大広間には国王の他、王子たちと、重臣、そして黒将軍のうち、6名が集まっていた。

ガルバドス国王バロジスクには庶子も含めて10人以上の子供がいる。そのうち、5人が王女だ。
そのうち、末王子のクリストは青竜の使い手レンディと同世代である。つまり、レンディとノースは国王の子と同世代である。

「もう聞いている者もいるかと思うが、改めて伝えておく。バッカスが死んだ」

黒将軍のうちの一人が亡くなったことをデーウスは広間にいる全員へ伝えた。
黒将軍筆頭はレンディだが、レンディはこういった場ではあまり口を開かない。
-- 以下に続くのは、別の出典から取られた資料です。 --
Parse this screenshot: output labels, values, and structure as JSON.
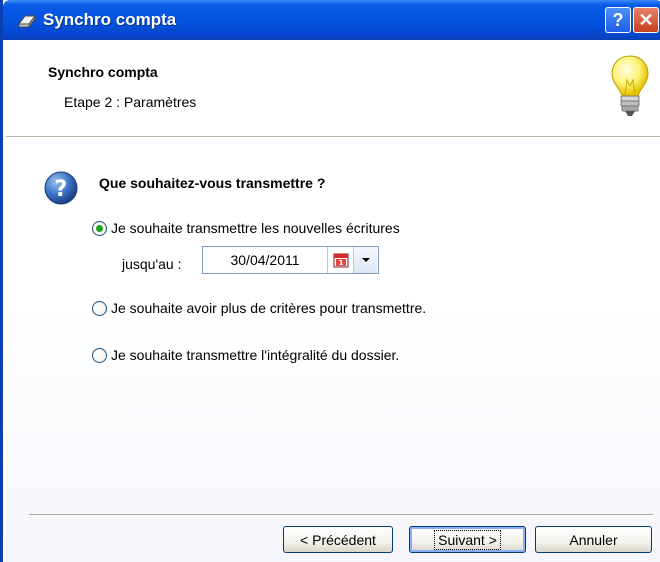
{
  "window": {
    "title": "Synchro compta",
    "help_label": "?",
    "close_label": "✕",
    "app_icon": "synchro-icon"
  },
  "header": {
    "title": "Synchro compta",
    "subtitle": "Etape 2 : Paramètres",
    "icon": "lightbulb-icon"
  },
  "main": {
    "question": "Que souhaitez-vous transmettre ?",
    "question_icon": "help-icon",
    "options": [
      {
        "label": "Je souhaite transmettre les nouvelles écritures",
        "checked": true
      },
      {
        "label": "Je souhaite avoir plus de critères pour transmettre.",
        "checked": false
      },
      {
        "label": "Je souhaite transmettre l'intégralité du dossier.",
        "checked": false
      }
    ],
    "until_label": "jusqu'au :",
    "date_value": "30/04/2011",
    "calendar_icon": "calendar-icon",
    "dropdown_icon": "chevron-down-icon"
  },
  "footer": {
    "prev_label": "< Précédent",
    "next_label": "Suivant >",
    "cancel_label": "Annuler"
  },
  "colors": {
    "titlebar": "#0554e0",
    "radio_dot": "#21a121",
    "button_border": "#003c74"
  }
}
黙していることが多い。その為、会議は他の黒将軍によって進められることが多い。
この会議もデーウスにより、戦いの状況が説明された。
このたび行われたバルスコフ国戦では、バッカスとブートの二人の将軍が出撃していた。この二人は前回の戦いに出撃せず、国内守護を命じられていた将だった。そのため、今回は優先的に出撃の機会が与えられたのだ。
幸い、バルスコフ戦は、勝利することができたものの、必死の抵抗に遭い、戦いは難航したという。バッカスの死因も捨て身の攻撃による相打ちによるものだったという。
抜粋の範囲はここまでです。